Over his three seasons with the Jazz he would see himself play fewer and fewer minutes per game, finishing up his third year in the league with a collection of DNP-CDs. That’s really not the trajectory you’d want from your NCAA stud who averaged 12.8 ppg / 3.0 rpg / 5.7 apg / 1.6 3PTM / 0.6 spg while shooting .380 .330 .903 as a rookie. But that’s what happened.
Over in Minnesota we had Shabazz, now of a determined age, having to make adjustments as well. Minny wasn’t at all like sunny Southern California. He was a bench player every year with the Wolves, and was also somewhat drafted a year before someone playing the same position who was younger and had a higher upside was selected. (In Bazz’ case: Andrew Wiggins.) While Wiggins was the future of the franchise (until Karl-Anthony Towns joined), Muhammad didn’t look like he had much of a future at all. His rookie season saw him play in only 37 games, and 7.8 minutes per game. He shot .273 from deep and rarely passed the ball (6 total assists as a rookie). His 3.9 PPG mark all but made this Trey Burke trade look great for the Jazz.
But Muhammad didn’t quit, he kept working on his game and found a place in the NBA. The next season was another injury plagued one where he would play in only 38 games, but his PPG jumped up to 13.5 (from 3.9 the season before), and he shot nearly 40% from downtown. He was attacking the rim as well and became a legit rotation player in the NBA. In his third year player he would suit up and play in all 82 games, while averaging double digits in PPG for the second straight year.
But Muhammad’s improvement and offense are just the cherry on the top of this trade, with Gorgui Dieng being all-around an unpolished gem. In his first few seasons Dieng didn’t see the floor much because of Kevin Love, Nikola Pekovic, Kevin Garnett, Ronny Turiaf, Derrick Williams, Thaddeus Young, Anthony Bennett, Dante Cunningham, Justin Hamilton, and Adreian Payne were all competing against him for playing time. He still battled his way to NEAR the top, going from 13.6 mpg (rookie) to 30.0 mpg (soph) to 27.1 mpg (third year player) — and playing between 60 and 82 games a year.
Dieng has been a force inside with his rebounding, shot blocking, free throw making, expanding range, and nifty finishing ability.

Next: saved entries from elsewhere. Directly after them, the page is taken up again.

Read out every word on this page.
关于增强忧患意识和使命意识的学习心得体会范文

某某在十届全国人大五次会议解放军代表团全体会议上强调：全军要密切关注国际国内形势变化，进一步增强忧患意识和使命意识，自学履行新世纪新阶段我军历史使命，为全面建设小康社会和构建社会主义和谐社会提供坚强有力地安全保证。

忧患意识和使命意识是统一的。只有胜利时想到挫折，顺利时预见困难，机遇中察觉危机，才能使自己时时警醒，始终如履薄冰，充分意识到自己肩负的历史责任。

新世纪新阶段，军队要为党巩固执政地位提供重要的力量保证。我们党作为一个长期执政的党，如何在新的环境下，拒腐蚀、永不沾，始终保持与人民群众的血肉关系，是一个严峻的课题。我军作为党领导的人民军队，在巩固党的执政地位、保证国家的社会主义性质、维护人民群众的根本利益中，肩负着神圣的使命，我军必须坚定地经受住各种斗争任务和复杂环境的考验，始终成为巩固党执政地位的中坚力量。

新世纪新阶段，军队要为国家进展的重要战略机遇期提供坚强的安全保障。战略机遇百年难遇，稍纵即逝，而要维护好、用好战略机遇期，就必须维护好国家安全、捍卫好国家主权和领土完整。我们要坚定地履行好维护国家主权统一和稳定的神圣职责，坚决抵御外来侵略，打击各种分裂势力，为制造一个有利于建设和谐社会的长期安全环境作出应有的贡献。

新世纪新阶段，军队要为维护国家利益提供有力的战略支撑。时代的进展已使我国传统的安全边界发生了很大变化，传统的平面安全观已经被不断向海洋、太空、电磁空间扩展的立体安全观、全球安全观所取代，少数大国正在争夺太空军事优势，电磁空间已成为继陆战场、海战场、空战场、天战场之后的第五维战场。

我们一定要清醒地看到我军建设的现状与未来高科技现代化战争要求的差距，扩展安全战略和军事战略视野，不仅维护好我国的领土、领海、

Now that he’s hitting threes he’s effectivelly a younger Serge Ibaka — and a great PF/C who can slide over and guard smaller guys or taller guys, and make it work for Minnesota.
This season Trey is with the Washington Wizards, traded away for a 2021 2nd round pick. He’s resurrecting his career a bit by drilling 47.1% of his three point attempts (only 1.1 a game), but he’s playing more off the ball than battling guys like John Wall and Tomas Satoransky for point guard playing time.
Shabazz’ scoring has gone down below double digits for the first time in three seasons with the added load of Zach LaVine, but he remains capable off the bench in a limited role. Gorgui is one of the league leaders in minutes played this year and is nearly averaging a double double while making a quiet case for more national media attention.
Now 3 years, 6 months, and 12 days since the 2013 NBA Draft, a night were Jazz fans were over the moon (Rudy Gobert and Raul Neto too!), it looks like the Jazz got the “L” on this one. I don’t know what’s going to be the ultimate fate of Dieng, Muhammad, and Burke. But I do know that we can’t close the case on this trade until that 2021 pick’s fate is figured out.
But for now, it looks like the Wolves won. 14+21 is greater than 9, after all.